GSA’s Office of Evaluation Sciences (OES) teamed up with the Centers for Medicare and Medicaid Services (CMS) and researchers from Columbia University, Massachusetts Institute of Technology, and Harvard University, to try to discover an impactful, low-cost solution to reduce overprescribing of prescription drugs.
In two studies, OES conducted two randomized evaluations to measure the impact of peer comparison letters on prescription rates. The evaluations build off an existing CMS program that provides physicians with data on Medicare billing trends and allows recipients to compare their billing practices to their peers. Findings from the second study were recently published in the August 2018 issue of the journal JAMA Psychiatry, as well as on the OES website.
In the first study, previously published in Health Affairs in March 2016, CMS sent a peer comparison letter to randomly selected high-volume prescribers of Schedule II drugs (controlled substances such as opioids and amphetamines), indicating that their prescribing was extremely high relative to their in-state peers. Using administrative claims data from the 90 days after the letter was mailed, comparisons failed to detect an effect of the letter on subsequent Schedule II prescribing.
Given the low cost of letter interventions, and the fact that peer comparison letters have been shown to work in other contexts, CMS decided to conduct a second study.
In the second study, the prescription of interest was quetiapine (branded Seroquel), an antipsychotic which is often prescribed for reasons not supported by clinical evidence. Quetiapine was of particular interest because although the U.S.. Food and Drug Administration (FDA) warns against prescribing antipsychotic drugs for patients with dementia, the U.S. Government Accountability Office (GAO) estimates that about one-third of nursing home residents with dementia were prescribed an antipsychotic drug. Quetiapine was the most popular, accounting for 49 percent of the prescriptions and $158 million Medicare Part D payments in 2012. As a result, since 2012 CMS has initiated a number of strategies to reduce the use of unnecessary antipsychotic medications like quetiapine in nursing homes.
The second study built on the first by emphasizing oversight of potentially inappropriate prescribing. Letters were sent to prescribers multiple times, relied on more recent administrative data on prescribing rather than data from previous years, and used more accurate prescriber mailing addresses. CMS sent the series of peer comparison letters to randomly selected high-volume prescribers of quetiapine, stating that their prescribing was extremely high relative to their peers and that it was under review.
In this study, prescribers who were sent the peer comparison letters supplied 11.1 percent less quetiapine in the nine months following the intervention, compared to the control group. The patients of prescribers who were sent peer comparison letters also received less quetiapine than patients of the prescribers who received a control letter. While the reduction was 3.9 percent for the average patient, it was larger for the subset of patients who did not have FDA-approved indications for quetiapine: Those patients saw a 5.9 percent reduction in quetiapine receipt following the intervention. This result held up over time: two years after the intervention ended, the lower prescribing and receipt of quetiapine remained. Furthermore, there was no evidence of substitution to other antipsychotic drugs, and mortality and hospital utilization were similar in the treatment and control groups after nine months.

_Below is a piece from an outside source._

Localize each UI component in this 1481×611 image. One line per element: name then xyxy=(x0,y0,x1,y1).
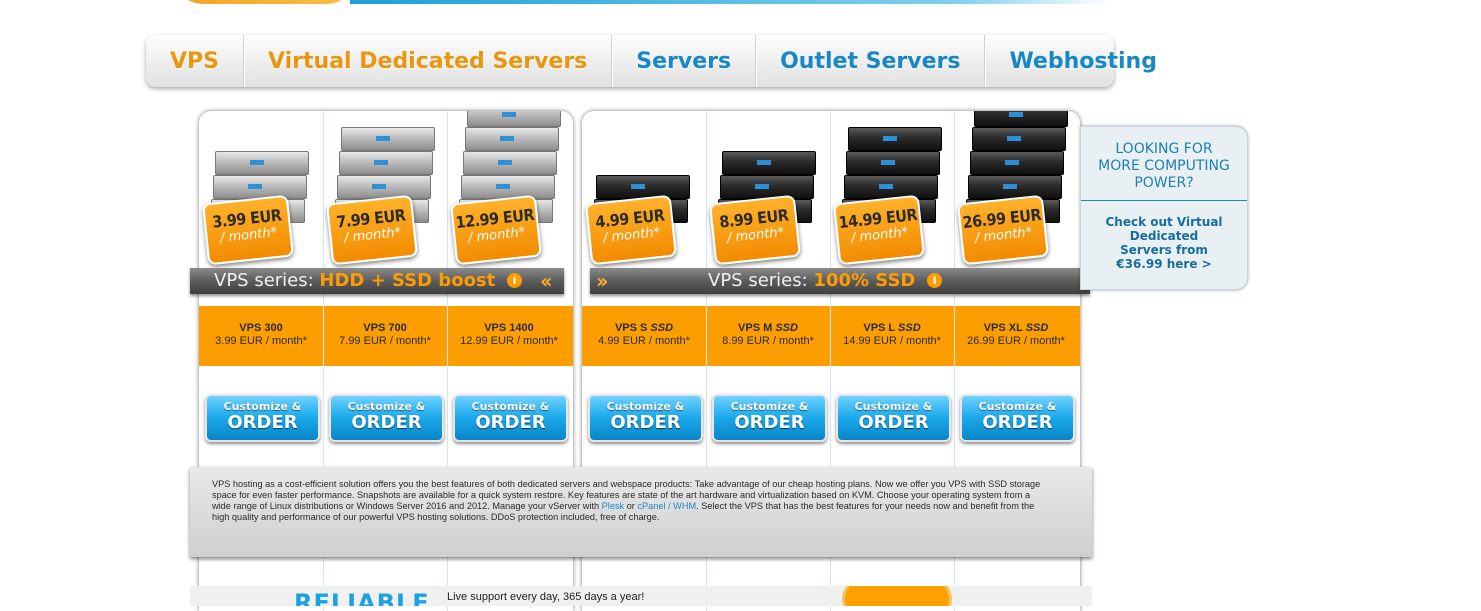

Mona Siddiqui, Chief Data Officer for the Department of Health and Human Services (HHS), said, “this collaboration between the Office of Evaluation Sciences and the Centers for Medicare and Medicaid Services has helped HHS build evidence about what works to address inappropriate prescribing of strong prescription drugs like antipsychotics. The use of administrative data for two rounds of rapid cycle testing meant HHS quickly found a low-cost intervention that produced meaningful results.”
Considering the cost to Medicare Part D of antipsychotics like quetiapine and concerns about over-prescribing of these and other drugs, low-cost interventions like this one offer the potential to reduce spending in Medicare while raising the quality of health care that beneficiaries receive. The repeated collaboration between OES and CMS and use of existing CMS administrative claims data allowed for iterative testing and learning across two studies. The result was a high-quality evidence base about building low-cost, light-touch interventions with the potential to improve health care safety and reduce health care costs.